Kallisto abundance.tsv
4 months ago
sansan_96 ▴ 40

Hello, I am running Kallisto for the first time and I am wondering if I am executing the correct command. I am adding six samples but in the end it only generates an abundance.tsv file that does not contain columns corresponding to the samples I entered. Is this normal?
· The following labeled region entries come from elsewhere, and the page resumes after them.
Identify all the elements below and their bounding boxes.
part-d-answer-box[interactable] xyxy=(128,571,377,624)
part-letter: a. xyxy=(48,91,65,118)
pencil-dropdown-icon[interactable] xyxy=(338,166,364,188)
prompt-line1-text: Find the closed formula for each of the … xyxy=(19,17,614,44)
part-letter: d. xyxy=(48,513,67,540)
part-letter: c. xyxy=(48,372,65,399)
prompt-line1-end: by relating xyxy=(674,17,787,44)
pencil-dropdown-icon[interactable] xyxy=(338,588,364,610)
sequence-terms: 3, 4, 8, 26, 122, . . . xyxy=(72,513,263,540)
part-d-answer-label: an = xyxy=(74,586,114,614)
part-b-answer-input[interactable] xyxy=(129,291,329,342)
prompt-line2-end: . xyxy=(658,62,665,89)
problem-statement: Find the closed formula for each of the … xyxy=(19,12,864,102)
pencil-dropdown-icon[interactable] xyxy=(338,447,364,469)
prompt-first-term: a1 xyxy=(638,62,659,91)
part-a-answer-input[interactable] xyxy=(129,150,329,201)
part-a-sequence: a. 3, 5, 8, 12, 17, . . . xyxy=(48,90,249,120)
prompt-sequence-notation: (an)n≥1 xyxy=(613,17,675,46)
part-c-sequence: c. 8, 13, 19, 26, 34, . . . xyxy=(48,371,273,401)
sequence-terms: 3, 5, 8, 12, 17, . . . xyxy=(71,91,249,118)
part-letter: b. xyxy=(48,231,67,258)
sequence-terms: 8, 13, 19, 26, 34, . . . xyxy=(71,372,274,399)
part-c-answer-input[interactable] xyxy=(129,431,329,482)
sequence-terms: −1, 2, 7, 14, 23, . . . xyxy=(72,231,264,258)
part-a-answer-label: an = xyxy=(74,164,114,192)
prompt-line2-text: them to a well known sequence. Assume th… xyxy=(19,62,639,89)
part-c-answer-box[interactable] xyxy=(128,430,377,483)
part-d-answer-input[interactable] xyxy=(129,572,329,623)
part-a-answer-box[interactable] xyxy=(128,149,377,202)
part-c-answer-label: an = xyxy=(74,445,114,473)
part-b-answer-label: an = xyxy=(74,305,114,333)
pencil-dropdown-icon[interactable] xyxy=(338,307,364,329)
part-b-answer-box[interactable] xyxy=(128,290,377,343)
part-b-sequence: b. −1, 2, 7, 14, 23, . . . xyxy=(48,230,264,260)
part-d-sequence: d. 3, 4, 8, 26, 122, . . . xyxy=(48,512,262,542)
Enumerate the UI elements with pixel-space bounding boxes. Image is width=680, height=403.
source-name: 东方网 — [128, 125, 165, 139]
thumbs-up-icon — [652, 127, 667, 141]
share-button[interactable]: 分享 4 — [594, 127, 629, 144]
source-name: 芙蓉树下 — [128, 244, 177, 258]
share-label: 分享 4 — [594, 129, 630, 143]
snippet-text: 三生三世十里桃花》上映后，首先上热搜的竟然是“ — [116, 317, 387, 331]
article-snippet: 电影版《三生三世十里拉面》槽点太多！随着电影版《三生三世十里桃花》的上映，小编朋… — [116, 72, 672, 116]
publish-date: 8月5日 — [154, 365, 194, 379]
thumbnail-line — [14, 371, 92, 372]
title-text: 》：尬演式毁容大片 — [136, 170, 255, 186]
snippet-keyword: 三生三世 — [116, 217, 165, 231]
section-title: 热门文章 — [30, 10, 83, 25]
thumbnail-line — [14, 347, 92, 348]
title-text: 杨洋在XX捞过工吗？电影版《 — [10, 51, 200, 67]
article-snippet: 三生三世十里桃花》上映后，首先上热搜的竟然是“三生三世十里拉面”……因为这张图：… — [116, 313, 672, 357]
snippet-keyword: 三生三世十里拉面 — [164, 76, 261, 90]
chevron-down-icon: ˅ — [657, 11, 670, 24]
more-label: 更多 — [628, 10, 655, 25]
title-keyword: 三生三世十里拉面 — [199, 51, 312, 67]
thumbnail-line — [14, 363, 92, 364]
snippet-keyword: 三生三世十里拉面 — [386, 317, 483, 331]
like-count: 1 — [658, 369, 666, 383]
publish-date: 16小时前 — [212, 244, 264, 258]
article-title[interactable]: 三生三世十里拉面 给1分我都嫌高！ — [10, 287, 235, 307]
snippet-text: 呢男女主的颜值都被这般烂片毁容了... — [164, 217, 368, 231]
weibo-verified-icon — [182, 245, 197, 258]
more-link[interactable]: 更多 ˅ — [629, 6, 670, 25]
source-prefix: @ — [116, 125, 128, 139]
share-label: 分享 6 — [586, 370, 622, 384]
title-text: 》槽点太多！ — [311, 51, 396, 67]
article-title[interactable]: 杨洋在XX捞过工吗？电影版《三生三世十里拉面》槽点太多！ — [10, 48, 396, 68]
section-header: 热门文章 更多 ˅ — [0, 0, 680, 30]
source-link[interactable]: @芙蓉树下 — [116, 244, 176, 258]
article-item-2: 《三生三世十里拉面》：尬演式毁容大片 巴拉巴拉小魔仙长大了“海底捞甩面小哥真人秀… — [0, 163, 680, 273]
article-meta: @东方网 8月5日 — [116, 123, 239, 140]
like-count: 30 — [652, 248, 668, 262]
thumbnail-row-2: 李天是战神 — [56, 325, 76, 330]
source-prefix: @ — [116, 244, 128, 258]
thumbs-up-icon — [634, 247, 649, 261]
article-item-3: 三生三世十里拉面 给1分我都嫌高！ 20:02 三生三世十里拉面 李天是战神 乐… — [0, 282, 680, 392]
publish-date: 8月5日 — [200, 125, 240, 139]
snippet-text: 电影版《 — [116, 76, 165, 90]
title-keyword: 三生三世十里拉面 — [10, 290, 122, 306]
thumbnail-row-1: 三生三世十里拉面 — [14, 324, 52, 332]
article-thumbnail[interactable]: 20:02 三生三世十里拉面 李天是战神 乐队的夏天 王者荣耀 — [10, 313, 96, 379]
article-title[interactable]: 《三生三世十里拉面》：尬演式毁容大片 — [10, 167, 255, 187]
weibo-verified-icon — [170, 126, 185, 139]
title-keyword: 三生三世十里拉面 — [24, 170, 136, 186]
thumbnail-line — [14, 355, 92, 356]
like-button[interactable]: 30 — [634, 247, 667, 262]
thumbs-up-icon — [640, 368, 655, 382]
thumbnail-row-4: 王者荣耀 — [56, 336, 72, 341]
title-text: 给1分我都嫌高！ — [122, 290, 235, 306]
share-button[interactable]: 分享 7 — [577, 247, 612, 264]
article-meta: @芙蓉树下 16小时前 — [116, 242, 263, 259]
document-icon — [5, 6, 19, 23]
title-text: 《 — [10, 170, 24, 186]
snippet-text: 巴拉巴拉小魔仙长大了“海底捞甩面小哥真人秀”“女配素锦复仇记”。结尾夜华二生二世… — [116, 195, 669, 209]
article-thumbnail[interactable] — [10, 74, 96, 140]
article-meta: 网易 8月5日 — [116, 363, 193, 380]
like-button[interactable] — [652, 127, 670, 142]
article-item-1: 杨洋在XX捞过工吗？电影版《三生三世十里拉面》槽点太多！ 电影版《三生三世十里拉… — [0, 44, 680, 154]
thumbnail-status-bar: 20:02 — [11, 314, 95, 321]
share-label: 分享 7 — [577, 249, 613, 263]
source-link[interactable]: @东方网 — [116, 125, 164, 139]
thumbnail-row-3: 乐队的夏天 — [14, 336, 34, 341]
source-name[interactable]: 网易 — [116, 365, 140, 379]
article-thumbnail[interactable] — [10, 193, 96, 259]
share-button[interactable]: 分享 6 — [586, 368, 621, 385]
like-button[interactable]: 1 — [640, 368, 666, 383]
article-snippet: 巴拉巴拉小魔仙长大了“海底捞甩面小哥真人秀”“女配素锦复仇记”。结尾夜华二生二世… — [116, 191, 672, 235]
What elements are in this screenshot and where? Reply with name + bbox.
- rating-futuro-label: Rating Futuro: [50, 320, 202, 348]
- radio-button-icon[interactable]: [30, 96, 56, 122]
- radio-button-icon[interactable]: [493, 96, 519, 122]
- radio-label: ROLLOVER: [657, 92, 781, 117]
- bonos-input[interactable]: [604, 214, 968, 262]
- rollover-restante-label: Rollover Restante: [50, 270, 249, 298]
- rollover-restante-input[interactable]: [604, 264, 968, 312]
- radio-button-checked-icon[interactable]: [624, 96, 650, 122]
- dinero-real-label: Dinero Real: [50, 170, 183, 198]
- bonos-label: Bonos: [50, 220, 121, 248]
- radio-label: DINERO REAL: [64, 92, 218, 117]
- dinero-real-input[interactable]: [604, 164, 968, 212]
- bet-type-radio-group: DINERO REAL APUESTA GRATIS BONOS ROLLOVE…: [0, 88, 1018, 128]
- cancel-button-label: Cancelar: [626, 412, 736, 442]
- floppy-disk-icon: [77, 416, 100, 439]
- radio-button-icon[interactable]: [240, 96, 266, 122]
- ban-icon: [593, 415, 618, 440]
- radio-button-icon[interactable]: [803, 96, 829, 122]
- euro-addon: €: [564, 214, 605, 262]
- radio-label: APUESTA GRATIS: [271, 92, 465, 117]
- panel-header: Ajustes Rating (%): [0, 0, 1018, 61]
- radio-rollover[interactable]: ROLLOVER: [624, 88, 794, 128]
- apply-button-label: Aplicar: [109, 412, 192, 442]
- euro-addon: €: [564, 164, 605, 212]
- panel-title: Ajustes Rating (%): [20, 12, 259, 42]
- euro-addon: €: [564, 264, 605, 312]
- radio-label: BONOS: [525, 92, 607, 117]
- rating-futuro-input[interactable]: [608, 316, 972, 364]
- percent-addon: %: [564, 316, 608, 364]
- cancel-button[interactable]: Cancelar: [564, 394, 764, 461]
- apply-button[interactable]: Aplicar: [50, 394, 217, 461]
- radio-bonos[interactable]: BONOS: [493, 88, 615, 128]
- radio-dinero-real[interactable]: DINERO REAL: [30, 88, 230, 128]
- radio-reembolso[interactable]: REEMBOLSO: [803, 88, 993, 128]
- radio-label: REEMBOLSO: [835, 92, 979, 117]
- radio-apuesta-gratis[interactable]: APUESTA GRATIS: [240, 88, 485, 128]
Or should I also get six .tsv files?

My code:

    user:~/project_2023/kallisto_analysis/kallisto_quantification$ kallisto quant -i ../kallisto_index/transcripts.idx -o output --single -l 200 -s 20 ../../trimming_data/*.fastq.gz

[quant] fragment length distribution is truncated gaussian with mean = 200, sd = 20
[index] k-mer length: 31
[index] number of targets: 72,539
[index] number of k-mers: 59,116,432
[index] number of equivalence classes: 202,726
[quant] running in single-end mode
[quant] will process file 1: ../../trimming_data/SRR22164928_T.fastq.gz
[quant] will process file 2: ../../trimming_data/SRR22164929.fastq.gz
[quant] will process file 3: ../../trimming_data/SRR22164930.fastq.gz
[quant] will process file 4: ../../trimming_data/SRR22164931.fastq.gz
[quant] will process file 5: ../../trimming_data/SRR22164932.fastq.gz
[quant] will process file 6: ../../trimming_data/SRR22164933.fastq.gz
[quant] finding pseudoalignments for the reads ... done
[quant] processed 573,962,680 reads, 486,416,913 reads pseudoaligned
[   em] quantifying the abundances ... done
[   em] the Expectation-Maximization algorithm ran for 1,579 rounds

The output is like this (abundance.tsv):

user:~/project_2023/trimming_data/output$ head  abundance.tsv

enter image description here

4 months ago

There will be a single abundance.tsv file per each sample that you process. To then import and normalise these for downstream interpretation, I encourage you to take a look at the DESeq2 vignette, here: https://bioconductor.org/packages/devel/bioc/vignettes/DESeq2/inst/doc/DESeq2.html#quick-start

As the analyst, the onus is on you to take this project, forward.

A bientot,


Thanks, I understand that I will have to get six files at the end of the process, but I only get one even though I input six fastq files.

The six samples are pooled together -- it's like concatenating the six FASTQ files into one.

I guess the confusion is because of this method of specifying fastq files on the input. ../../trimming_data/*.fastq.gz that OP used.

ibq.enriquepola kallisto manual says:

only supply one sample at a time to kallisto. The multiple FASTQ (pair) option is for users who have samples that span multiple FASTQ files.

Since you have independent SRR numbers I assume you have multiple samples and thus you were expecting multiple abundance files.